I have stumbled upon several articles in various magazines and online blogs about liturgy and Lent and Holy Week. This is only surprising because they're not Catholic articles, and most denominations do not celebrate Lent and Holy Week. So it's been really awesome to see all of these positive things written about liturgy and the value and grace found in tradition. I could not find any of these magazine articles online, but they are from places like Relevant, and Today's Christian Woman. They have been really awesome, inspiring, honest articles, too.

Which has just got me thinking about how easy it is to take for granted the opportunity of Lent. A whole season, 40 days, to join together with millions of other people in dying to self and pressing into God. I wish the idea of "giving something up for Lent" was better understood, because there are a lot of misconceptions about it.
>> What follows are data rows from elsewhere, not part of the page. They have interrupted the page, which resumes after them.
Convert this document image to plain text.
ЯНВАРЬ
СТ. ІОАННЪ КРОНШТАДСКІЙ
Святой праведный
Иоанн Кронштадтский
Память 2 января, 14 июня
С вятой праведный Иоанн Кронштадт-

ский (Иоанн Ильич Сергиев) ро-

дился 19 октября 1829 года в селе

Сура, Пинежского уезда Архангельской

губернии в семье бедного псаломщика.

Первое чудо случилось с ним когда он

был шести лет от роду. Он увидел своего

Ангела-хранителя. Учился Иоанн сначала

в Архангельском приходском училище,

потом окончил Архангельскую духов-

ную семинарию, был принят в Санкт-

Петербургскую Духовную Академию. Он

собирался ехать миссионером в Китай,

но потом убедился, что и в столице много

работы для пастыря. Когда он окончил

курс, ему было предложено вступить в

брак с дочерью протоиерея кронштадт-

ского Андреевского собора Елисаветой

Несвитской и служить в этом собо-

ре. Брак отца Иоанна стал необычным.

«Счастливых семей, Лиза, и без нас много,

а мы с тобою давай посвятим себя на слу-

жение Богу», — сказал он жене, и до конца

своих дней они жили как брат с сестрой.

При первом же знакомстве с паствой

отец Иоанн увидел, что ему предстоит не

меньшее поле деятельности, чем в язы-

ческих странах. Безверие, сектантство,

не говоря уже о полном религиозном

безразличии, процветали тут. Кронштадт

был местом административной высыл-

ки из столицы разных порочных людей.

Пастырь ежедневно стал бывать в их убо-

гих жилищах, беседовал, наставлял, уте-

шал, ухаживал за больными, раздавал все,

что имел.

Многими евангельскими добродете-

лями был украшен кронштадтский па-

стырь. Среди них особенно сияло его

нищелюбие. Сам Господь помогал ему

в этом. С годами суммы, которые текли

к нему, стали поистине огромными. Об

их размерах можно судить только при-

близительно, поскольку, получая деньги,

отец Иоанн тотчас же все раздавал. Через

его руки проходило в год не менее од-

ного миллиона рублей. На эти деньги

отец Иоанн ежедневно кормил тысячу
We give things up in order to point us to God. So-by abstaining from sweets or television or caffeine (some popular ones) the goal is to use that energy/hunger/dependence/time to switch our gears and fill that space in our lives with God. It's not about some track record to see if you actually CAN stop eating chocolate cake for over a month and then have a party and say "yay me!" at the end. I used to feel that way about fasting. I would think things like, "If I DON'T eat today, I will show God how much I love him;" "If I really stay away from food today and don't tell anyone I'm fasting, I will be one heck of a christian."

But what I failed to realize was that there is nothing replacing that void. I would just be hungry all day and keep my feelings on the inside (complaining would surely go against what Jesus told us about fasting, I felt) than I win. I did it. I accomplished something great. Food has no power over me! Looks like my priorities are in order. Take that! (Insert Rocky theme music here).

Wrong. My motivations were totally off base. We have nothing to prove to God. Nothing we do is going to make God love us more or less. Instead through fasting and abstaining from things, God just desires us to get closer to Him. To really hear what he's saying. To take a break from these things that drive us and fill our world and instead, get alone with God and really open up our hearts.

So, needless to say, my feelings towards Lent and fasting have changed. I understand that if I were to mess up one day and eat something i was trying to fast from-nobody wins or loses. That's not the important part anyway. Tomorrow is another day. All the more reason to go and be with God some more.